Web Shop 'Til You Drop ... But Carefully

An increasing number of people are ditching the malls and surfing the Web this holiday season as they try to finish off their shopping lists, but experts say e-shoppers need to protect themselves against bogus merchants and identity theft.

"If online shoppers exercise their common sense, trust their instincts and take basic protective measures, they are likely to enjoy a safe, comfortable gift-buying experience this holiday season," said Ken Hunter, president and CEO of the Council of Better Business Bureaus (search).

The Better Business Bureau says online shoppers face two distinct challenges: identifying reputable merchants (and avoiding dishonest vendors) and protecting against online threats to their personal security.

Jupiter Research (search) recently found that 40 percent of people it polled in a survey said they planned to do some of their shopping on the Internet this year, up 18 percent from a year ago.

But a Business Software Alliance survey also showed that of the 63 percent of U.S. Internet users who said they will do some shopping online, 79 percent were worried about transmitting a credit card number and 77 percent about transmitting an address or personal information.

Researching the merchant before you purchase is key, said Jim McCarthy, senior vice president for emerging products for Visa U.S.A.

"Get comfortable that you're in a good neighborhood online," he said.
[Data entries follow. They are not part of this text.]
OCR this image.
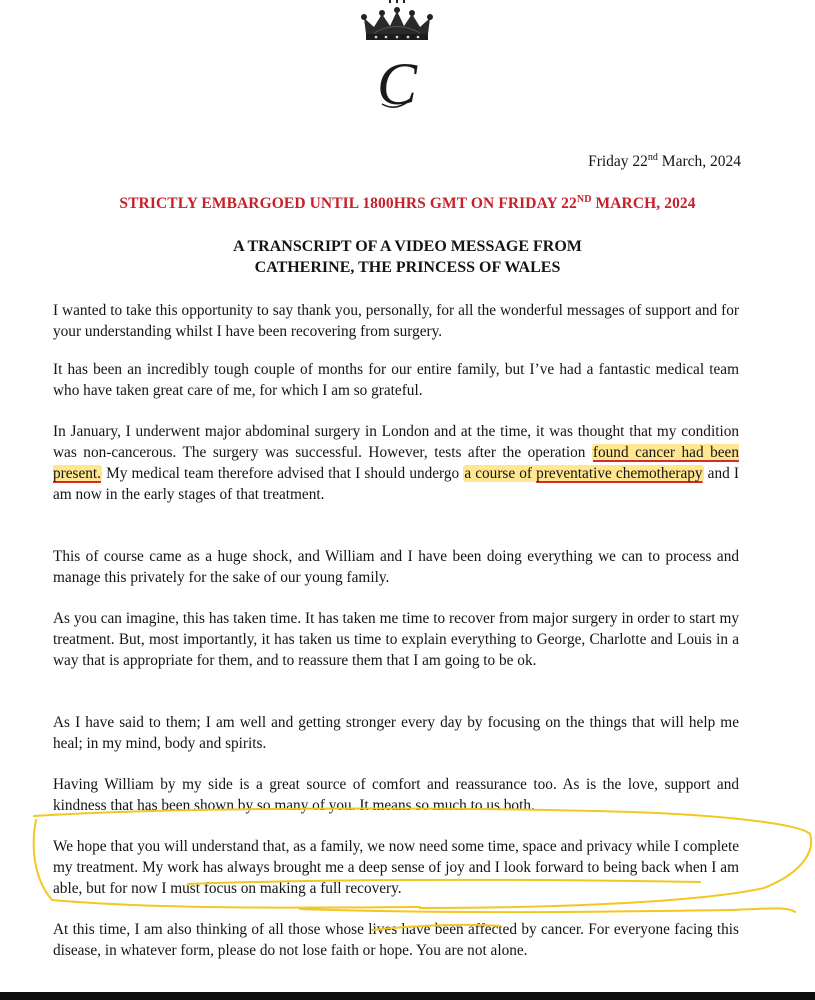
C
Friday 22nd March, 2024
STRICTLY EMBARGOED UNTIL 1800HRS GMT ON FRIDAY 22ND MARCH, 2024
A TRANSCRIPT OF A VIDEO MESSAGE FROM
CATHERINE, THE PRINCESS OF WALES

I wanted to take this opportunity to say thank you, personally, for all the wonderful messages of support and for your understanding whilst I have been recovering from surgery.

It has been an incredibly tough couple of months for our entire family, but I’ve had a fantastic medical team who have taken great care of me, for which I am so grateful.

In January, I underwent major abdominal surgery in London and at the time, it was thought that my condition was non-cancerous. The surgery was successful. However, tests after the operation found cancer had been present. My medical team therefore advised that I should undergo a course of preventative chemotherapy and I am now in the early stages of that treatment.

This of course came as a huge shock, and William and I have been doing everything we can to process and manage this privately for the sake of our young family.

As you can imagine, this has taken time. It has taken me time to recover from major surgery in order to start my treatment. But, most importantly, it has taken us time to explain everything to George, Charlotte and Louis in a way that is appropriate for them, and to reassure them that I am going to be ok.

As I have said to them; I am well and getting stronger every day by focusing on the things that will help me heal; in my mind, body and spirits.

Having William by my side is a great source of comfort and reassurance too. As is the love, support and kindness that has been shown by so many of you. It means so much to us both.

We hope that you will understand that, as a family, we now need some time, space and privacy while I complete my treatment. My work has always brought me a deep sense of joy and I look forward to being back when I am able, but for now I must focus on making a full recovery.

At this time, I am also thinking of all those whose lives have been affected by cancer. For everyone facing this disease, in whatever form, please do not lose faith or hope. You are not alone.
To get information about fraudulent e-tailers, consumers can check out the Federal Trade Commission's Web site and the BBB online.

Visa encourages its customers to sign up for its "Verified by Visa" program (search), which enables issuing banks to validate a cardholder's identity through a password during the online checkout process. About 9,000 banks and credit unions participate, as do about 250 million cardholders and 2,000 online merchants like Niketown.com, Walmart.com and 1800Flowers.com. Consumers can check the Visa Web site to see the merchant list.

"Shadow sites" — or "fishing" — become more common around the holidays, said Jim Vaules, a fraud consultant with LexisNexis (search), which provides identity verification and authentication products for corporations, government and financial institutions. This practice occurs when an e-mail purporting to be from a reputable company like eBay (EBAY) is sent to consumers saying their account information needs to be updated and asks for your personal information.

"A lot of folks provide their information and of course are in jeopardy — it seems to happen more time around the holidays or not," Vaules said.

Consumers should read and understand an e-commerce Web site’s privacy policy and make sure it says how and why personal information will be used, he added.

"You want to be in control and the way you're in control is that you initiate the request — you don't want to be responding to requests over the Internet or by phone for your personal information," Vaules said.

According to a recent study by the FTC, almost 10 million Americans have become victims of identity theft in the last year alone.

Various companies and organizations recommend people make sure all online transactions occur through a secure server; a small icon on your window — usually a closed lock or solid key — indicates the connection is secure. Some sites bear the BBB seal of approval, which indicates the business has met high privacy protection and other safe e-commerce standards.

TRUSTe (search) trustmark is another sign consumers may want to look for. TRUSTe, an independent, non-profit privacy group dedicated to building trust and confidence on the Internet, puts its seal on sites which have had their privacy statement approved. The trustmark also tells the browser that the site has agreed to a set of established privacy principles and oversight.

"If you're online, you've probably got the most powerful consumer tool ever, " said Visa U.S.A.'s McCarthy. "Use that to your advantage because the consumer is king on the Internet."